They came from all over, hoping to get rich, 300,000 of them between 1848 and 1855, changing California forever. Word of the discovery of gold at Sutter’s Mill in January of 1848 (“The Gold Bug,” Dec. 3, 2020) got out slowly, and most of the prospectors that first year — a few thousand at most — came from California itself, Oregon Territory and the northwestern Mexican mining districts. But in 1849, they arrived in the tens of thousands from the Eastern states, from Canada, Britain, Chile, China and Australia. And Europe: 1848 was Europe’s “Year of Revolutions,” and many came to escape the subsequent turmoil, to find gold, freedom and new lives. All told, some 100,000 gold-seekers arrived in California in 1849, of whom 40 percent were non-American.
Other than those who came across the Pacific, three main routes were available to forty-niners coming from the East Coast or Europe: overland via Independence, Missouri on the California Trail; by sea to Panama, across the isthmus and again by sea to San Francisco; and around Cape Horn at the tip of South America. This week, we’ll focus on the Panama route; next week, Cape Horn.
Compared to going “around the Horn,” the Panama route cuts off 8,000 miles and several months of travel, although it also had its downsides: It was difficult to transport heavy equipment across the isthmus, while cholera, malaria, yellow fever and typhoid were rampant in that tropical climate. Landing in Chagres (near present-day Colon) on the Caribbean side, steamers from New York, Savannah and New Orleans disembarked hundreds of passengers at a time. The gold-seekers paid locals to paddle or pole them in shallow-draft cayucos to the town of Cruces, some 20 miles upstream on the Chagres River. From there, it took a minimum of four days — often much longer — to walk or ride mules to Panama City on the Pacific. This was the same mule track built in 1514 by people captured and enslaved by Spanish conquistador Vasco Núñez de Balboa, and that later served Welsh buccaneer Henry Morgan when he sacked Panama City in 1671.
Once there, would-be forty-niners had to wait for a steamer to take them to San Francisco. One entrepreneur who made the most of his enforced stay in Panama City was pioneer newspaperman Judson Ames, whose story is a saga in its own right. While publishing a paper in Baton Rouge, Louisiana, Ames heard about California gold and decided to go there to find whatever journalistic opportunities presented themselves. Arriving in Chagres with a 1,200-pound hand-printing press, he arranged for it to be loaded onto a barge, which promptly tilted over, dumping the press in the river. Somehow he was able to recover it, load it back on the barge and have it poled to Cruces, a trip that took a week. From there, he paid for a team of mules to carry the press, in pieces, to Panama City. Facing a three-month wait for available space on a California-bound ship, the opportunist set up his press and began publishing the Panama Herald. The following year, now in California, Ames started the San Diego Herald.

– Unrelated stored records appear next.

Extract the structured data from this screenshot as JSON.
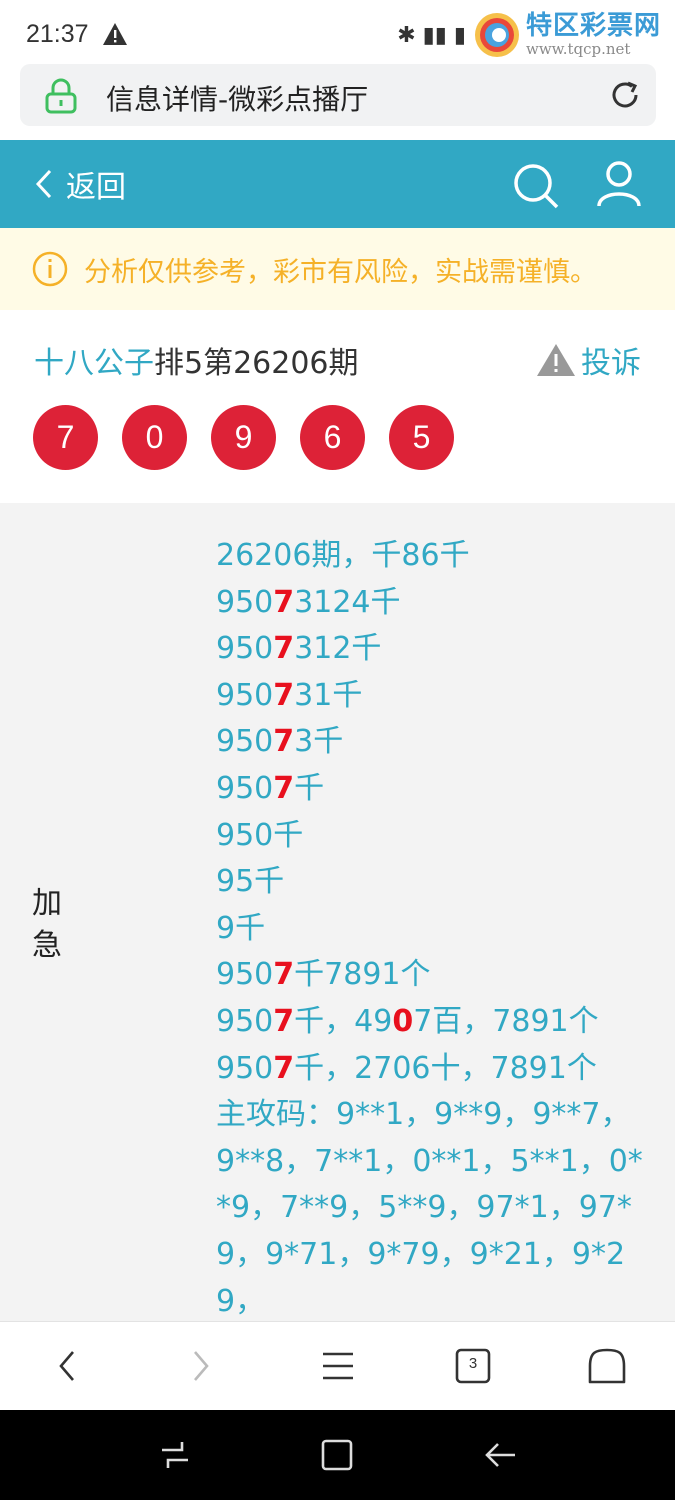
{
  "status_bar": {
    "time": "21:37",
    "icons_text": "✱ ▮▮ ▮",
    "watermark_title": "特区彩票网",
    "watermark_url": "www.tqcp.net"
  },
  "browser": {
    "page_title": "信息详情-微彩点播厅"
  },
  "header": {
    "back_label": "返回"
  },
  "notice": {
    "text": "分析仅供参考，彩市有风险，实战需谨慎。"
  },
  "post": {
    "author": "十八公子",
    "game_issue": "排5第26206期",
    "report_label": "投诉",
    "balls": [
      "7",
      "0",
      "9",
      "6",
      "5"
    ],
    "label": "加急",
    "lines": [
      "26206期，千86千",
      "9507",
      "3124千",
      "9507",
      "312千",
      "9507",
      "31千",
      "9507",
      "3千",
      "9507",
      "千",
      "950千",
      "95千",
      "9千",
      "9507",
      "千7891个",
      "9507",
      "千，4907百，7891个",
      "9507",
      "千，2706十，7891个",
      "主攻码：9**1，9**9，9**7，",
      "9**8，7**1，0**1，5**1，0*",
      "*9，7**9，5**9，97*1，97*",
      "9，9*71，9*79，9*21，9*2",
      "9，"
    ]
  },
  "colors": {
    "accent": "#31a8c4",
    "ball": "#dd2237",
    "highlight": "#e8101e",
    "notice_text": "#f5b128"
  },
  "bottom_bar": {
    "tab_count": "3"
  }
}
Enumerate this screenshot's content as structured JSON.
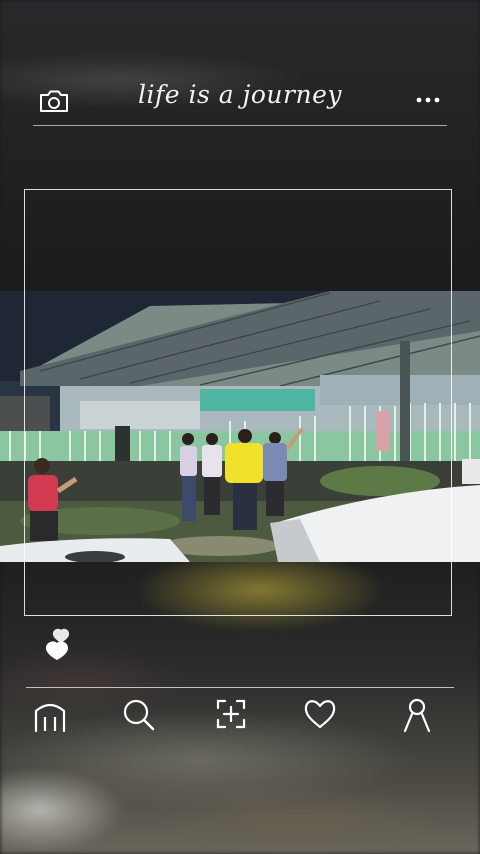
{
  "header": {
    "title": "life is a journey",
    "camera_icon": "camera-icon",
    "more_icon": "more-horizontal-icon"
  },
  "post": {
    "photo_description_icon": "photo",
    "like_icon": "heart-stack-icon"
  },
  "nav": {
    "items": [
      {
        "icon": "home-icon"
      },
      {
        "icon": "search-icon"
      },
      {
        "icon": "add-post-icon"
      },
      {
        "icon": "heart-icon"
      },
      {
        "icon": "profile-icon"
      }
    ]
  },
  "colors": {
    "icon": "#ffffff",
    "shirt_yellow": "#f2e12a",
    "shirt_red": "#d23a52",
    "fence_green": "#9ed0a6"
  }
}
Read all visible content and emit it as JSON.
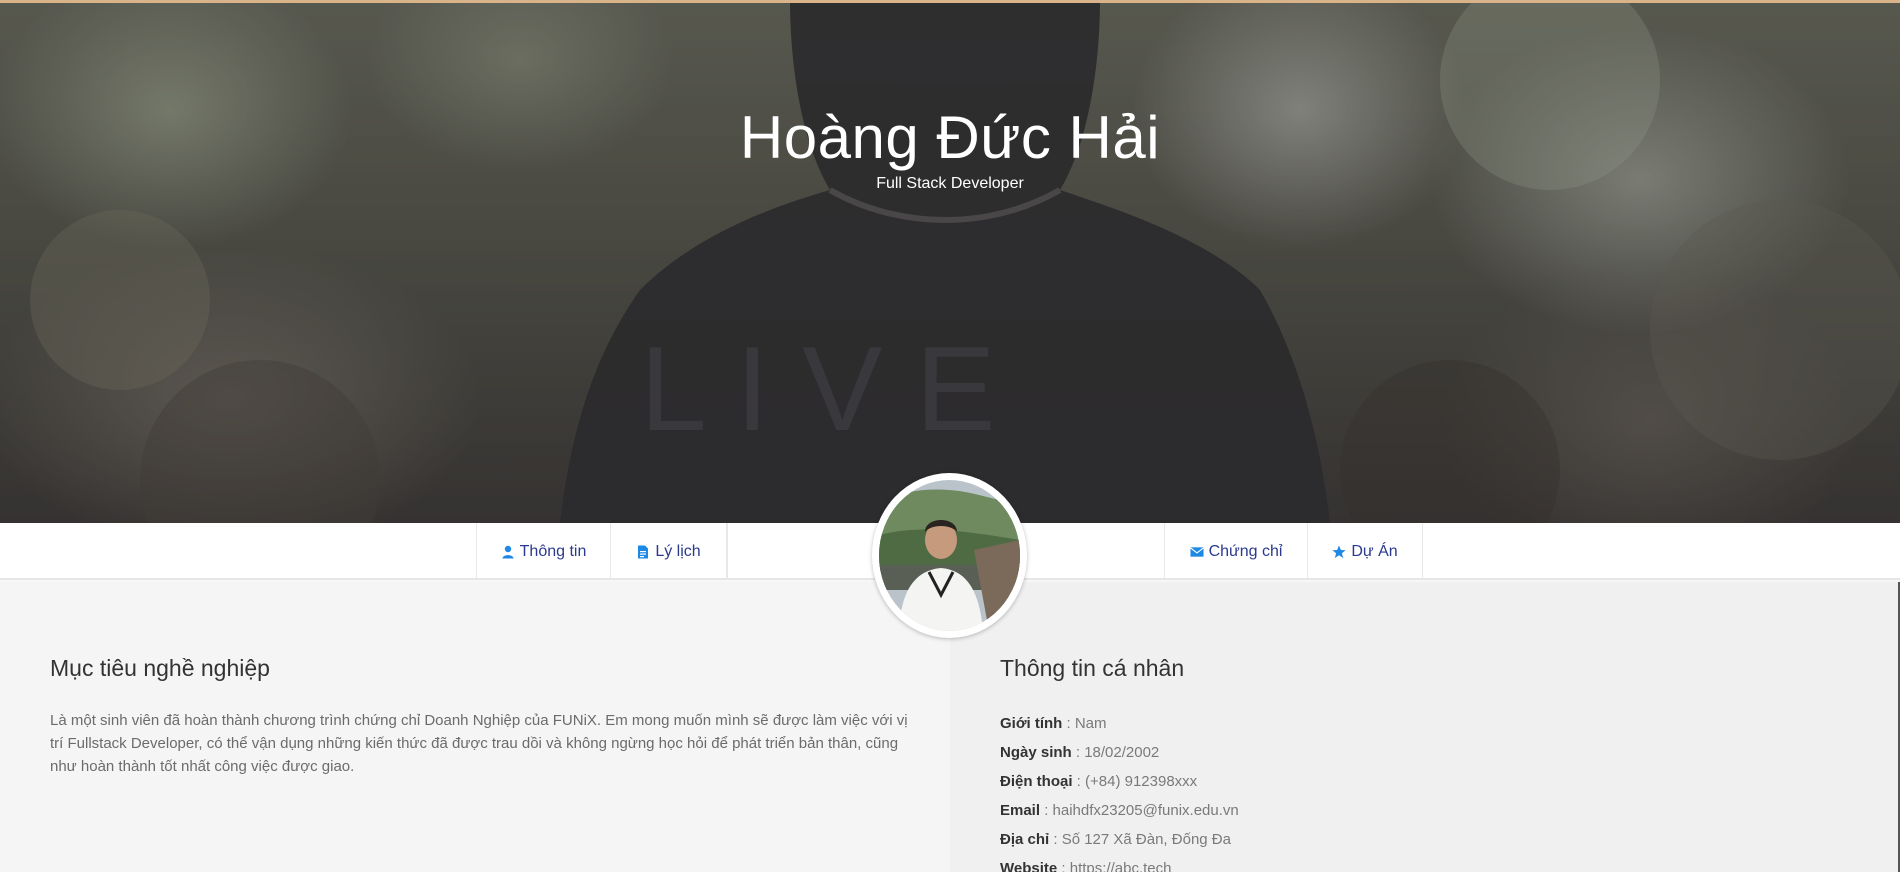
{
  "hero": {
    "name": "Hoàng Đức Hải",
    "role": "Full Stack Developer"
  },
  "nav": {
    "items": [
      {
        "label": "Thông tin",
        "icon": "user-icon"
      },
      {
        "label": "Lý lịch",
        "icon": "file-icon"
      },
      {
        "label": "Chứng chỉ",
        "icon": "envelope-icon"
      },
      {
        "label": "Dự Án",
        "icon": "star-icon"
      }
    ]
  },
  "career": {
    "title": "Mục tiêu nghề nghiệp",
    "text": "Là một sinh viên đã hoàn thành chương trình chứng chỉ Doanh Nghiệp của FUNiX. Em mong muốn mình sẽ được làm việc với vị trí Fullstack Developer, có thể vận dụng những kiến thức đã được trau dồi và không ngừng học hỏi để phát triển bản thân, cũng như hoàn thành tốt nhất công việc được giao."
  },
  "personal": {
    "title": "Thông tin cá nhân",
    "rows": [
      {
        "label": "Giới tính",
        "value": " : Nam"
      },
      {
        "label": "Ngày sinh",
        "value": " : 18/02/2002"
      },
      {
        "label": "Điện thoại",
        "value": " : (+84) 912398xxx"
      },
      {
        "label": "Email",
        "value": " : haihdfx23205@funix.edu.vn"
      },
      {
        "label": "Địa chỉ",
        "value": " : Số 127 Xã Đàn, Đống Đa"
      },
      {
        "label": "Website",
        "value": " : https://abc.tech"
      }
    ]
  },
  "colors": {
    "nav_text": "#2b3a8f",
    "icon_blue": "#1e88e5",
    "heading": "#333333",
    "body_text": "#6b6b6b"
  }
}
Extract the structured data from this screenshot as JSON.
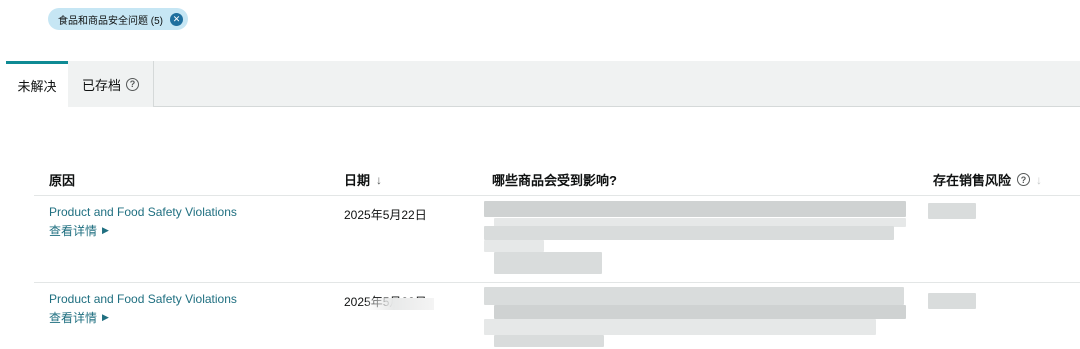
{
  "filter_chip": {
    "label": "食品和商品安全问题 (5)",
    "close_glyph": "✕"
  },
  "tabs": [
    {
      "label": "未解决",
      "active": true
    },
    {
      "label": "已存档",
      "active": false,
      "help_glyph": "?"
    }
  ],
  "table": {
    "headers": {
      "reason": "原因",
      "date": "日期",
      "date_sort_glyph": "↓",
      "affected": "哪些商品会受到影响?",
      "risk": "存在销售风险",
      "risk_help_glyph": "?",
      "risk_sort_glyph": "↓"
    },
    "rows": [
      {
        "reason": "Product and Food Safety Violations",
        "details_label": "查看详情",
        "details_glyph": "▶",
        "date": "2025年5月22日"
      },
      {
        "reason": "Product and Food Safety Violations",
        "details_label": "查看详情",
        "details_glyph": "▶",
        "date": "2025年5月22日"
      }
    ]
  },
  "colors": {
    "accent": "#0e8a94",
    "link": "#1f6f80",
    "chip_bg": "#c6e6f4",
    "tabbar_bg": "#f0f2f2"
  }
}
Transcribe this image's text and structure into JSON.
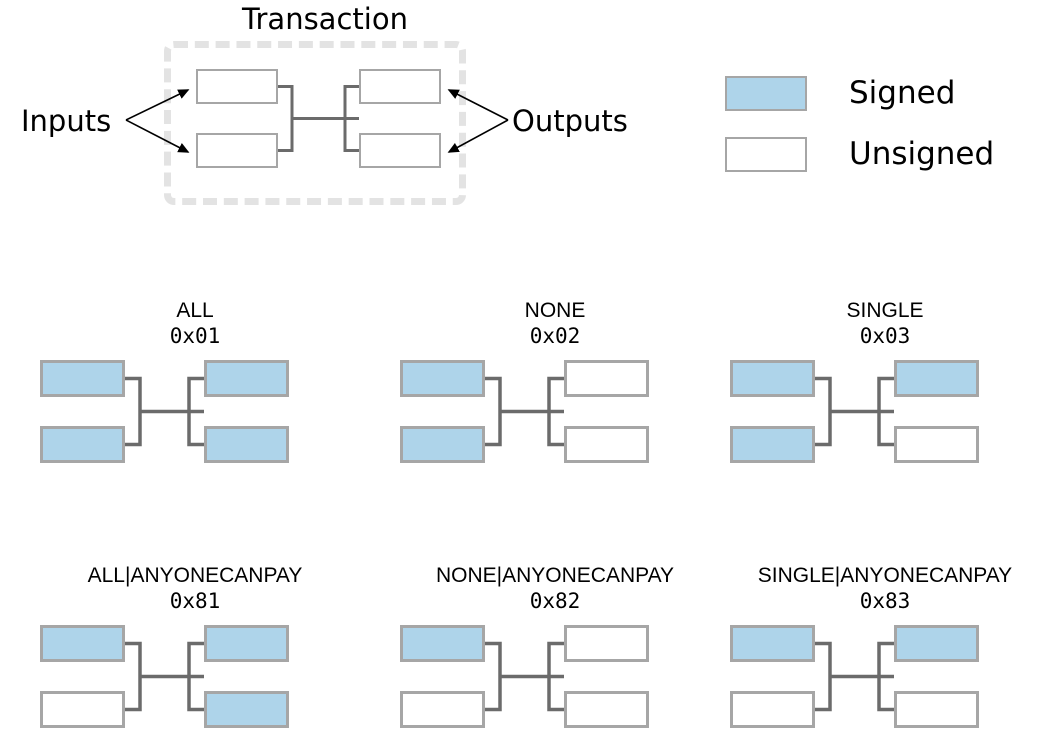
{
  "transaction": {
    "title": "Transaction",
    "inputs_label": "Inputs",
    "outputs_label": "Outputs",
    "inputs": [
      {
        "name": "input-0",
        "state": "unsigned"
      },
      {
        "name": "input-1",
        "state": "unsigned"
      }
    ],
    "outputs": [
      {
        "name": "output-0",
        "state": "unsigned"
      },
      {
        "name": "output-1",
        "state": "unsigned"
      }
    ]
  },
  "legend": {
    "signed_label": "Signed",
    "unsigned_label": "Unsigned",
    "signed_color": "#aed4ea",
    "unsigned_color": "#ffffff",
    "border_color": "#a6a6a6"
  },
  "colors": {
    "signed_fill": "#aed4ea",
    "unsigned_fill": "#ffffff",
    "box_border": "#a6a6a6",
    "connector": "#6b6b6b",
    "dashed_border": "#e3e3e3",
    "text": "#000000"
  },
  "panels": [
    {
      "id": "all",
      "title": "ALL",
      "code": "0x01",
      "inputs": [
        "signed",
        "signed"
      ],
      "outputs": [
        "signed",
        "signed"
      ]
    },
    {
      "id": "none",
      "title": "NONE",
      "code": "0x02",
      "inputs": [
        "signed",
        "signed"
      ],
      "outputs": [
        "unsigned",
        "unsigned"
      ]
    },
    {
      "id": "single",
      "title": "SINGLE",
      "code": "0x03",
      "inputs": [
        "signed",
        "signed"
      ],
      "outputs": [
        "signed",
        "unsigned"
      ]
    },
    {
      "id": "all-anyonecanpay",
      "title": "ALL|ANYONECANPAY",
      "code": "0x81",
      "inputs": [
        "signed",
        "unsigned"
      ],
      "outputs": [
        "signed",
        "signed"
      ]
    },
    {
      "id": "none-anyonecanpay",
      "title": "NONE|ANYONECANPAY",
      "code": "0x82",
      "inputs": [
        "signed",
        "unsigned"
      ],
      "outputs": [
        "unsigned",
        "unsigned"
      ]
    },
    {
      "id": "single-anyonecanpay",
      "title": "SINGLE|ANYONECANPAY",
      "code": "0x83",
      "inputs": [
        "signed",
        "unsigned"
      ],
      "outputs": [
        "signed",
        "unsigned"
      ]
    }
  ]
}
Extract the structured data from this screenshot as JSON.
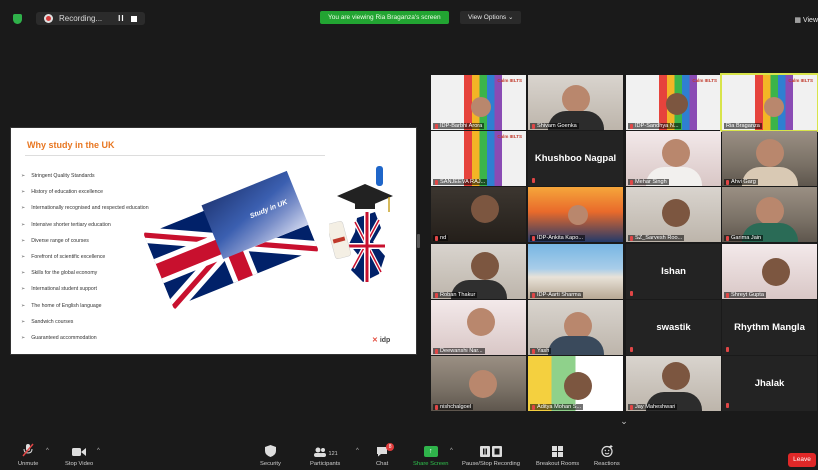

By 1851, five U.S. Mail Steam Line vessels were running from New Orleans to Chagres carrying up to 400 passengers at a time, with another eight steamers on the New York to Chagres run. All this traffic prompted construction of the Panama Railroad, which opened in 1855, shortening the trip from Chagres to Panama City by days or weeks. The 48-mile journey took just over an hour, as it still does today.